The parties' agreements were memorialized in two writings: an "Employment Agreement" and an "Asset Purchase Agreement."
To obtain Community Trust Bank's approval of the transfer of its collateral, North Fork, Hall and Traveler also entered into an agreement with the bank, the "Assumption Agreement," whereby Hall and Traveler agreed that they would continue to be bound under the original loan as guarantor and primary obligor, respectively, and North Fork agreed that the loan was to be amended so as to
add it as an additional primary obligor.
Under the Assumption Agreement, North Fork and Traveler both promised the bank, "absolutely, fully, irrevocably, personally, (and) unconditionally," to "jointly and severally assume (or remain) and be bound as... joint and several primary obligor along with (the other)."
Then, in August 2009, North Fork notified Community Trust Bank of its intent to default on the loan, and later that month, as soon as the default became official, Hall, his wife and Traveler brought suit in Pike Circuit Court against North Fork and the bank, alleging breaches by North Fork of the Assumption Agreement and the Employment Agreement and seeking damages and declaratory relief.
Citing choice of forum and arbitration provisions in both the Employment Agreement and Asset Purchase Agreement, North Fork moved to have the complaint dismissed or stayed pending arbitration. The trial court denied those motions by an order entered Oct. 13, 2009.
North Fork then sought an interlocutory review by the appeals court. While the matter was pending before that court, Hall filed notice of his intent to dismiss without prejudice his employment-related
claims. The central issue remaining before the trial court was "who -- as between North Fork and the Respondents (Hall) -- is responsible for paying the CTB debt."
The appeals court ruled that the trial court did not abuse its discretion by allowing Hall to go forward in circuit court on the purported Assumption Agreement claim because that agreement "arguably superseded the documents which did contain arbitration clauses." Thus, according to the appeals court, North Fork will not be irreparably injured by having to litigate Hall's claim.
The Court, in its opinion authored by Justice Lisabeth Hughes Abramson, disagreed.
"Because the Assumption Agreement cannot reasonably be thought to have superseded the detailed agreements made contemporaneously with it, and because it cannot settle the issue which Hall has raised in the complaint, the trial court abused its discretion by relying on that agreement to deny North Fork's demand for arbitration," the Court wrote.
The Court said the appeals court erred by treating the issue as though review of it could be postponed "until a final appeal without irreparably injuring North Fork's rights."
The Court also took issue with the application of the Assumption Agreement.

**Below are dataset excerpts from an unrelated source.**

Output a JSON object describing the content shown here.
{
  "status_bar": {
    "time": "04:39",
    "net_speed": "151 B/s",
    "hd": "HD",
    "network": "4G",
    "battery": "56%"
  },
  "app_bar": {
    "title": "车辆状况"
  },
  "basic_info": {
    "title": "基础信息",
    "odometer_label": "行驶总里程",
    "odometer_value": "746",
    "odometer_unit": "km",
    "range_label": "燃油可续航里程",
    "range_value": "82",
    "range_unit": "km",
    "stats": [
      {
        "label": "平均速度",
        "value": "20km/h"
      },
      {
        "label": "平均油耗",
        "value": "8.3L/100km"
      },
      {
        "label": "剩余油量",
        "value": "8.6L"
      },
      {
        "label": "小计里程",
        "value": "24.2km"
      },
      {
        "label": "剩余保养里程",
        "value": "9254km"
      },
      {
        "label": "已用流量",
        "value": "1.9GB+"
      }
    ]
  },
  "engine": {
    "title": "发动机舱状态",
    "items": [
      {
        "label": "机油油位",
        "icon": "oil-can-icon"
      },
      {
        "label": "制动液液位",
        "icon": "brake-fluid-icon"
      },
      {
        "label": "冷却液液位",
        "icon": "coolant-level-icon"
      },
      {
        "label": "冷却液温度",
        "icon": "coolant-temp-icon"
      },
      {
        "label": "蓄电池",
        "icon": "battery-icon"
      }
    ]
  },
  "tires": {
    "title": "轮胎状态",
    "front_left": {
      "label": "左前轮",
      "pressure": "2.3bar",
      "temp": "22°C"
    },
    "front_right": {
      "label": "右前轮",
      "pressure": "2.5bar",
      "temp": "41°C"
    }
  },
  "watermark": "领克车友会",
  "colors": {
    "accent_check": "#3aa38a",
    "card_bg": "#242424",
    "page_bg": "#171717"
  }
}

The agreement, it said, concerns North Fork and Hall's relationship with the bank, not with each other.
"It has nothing to say about which of them, if either, is responsible to the other for the bank debt and thus it cannot resolve the issue Hall seeks to litigate," Abramson wrote for the Court.
The Court wrote that if an arbitration agreement is applicable, the motion to compel arbitration should be granted.
It concluded, "By exalting the form of the complaint over its substance, the trial court deviated from the Federal Arbitration Act's mandate that arbitration agreements be enforced and, consequently, abused its discretion. The Court of Appeals erred by ruling otherwise."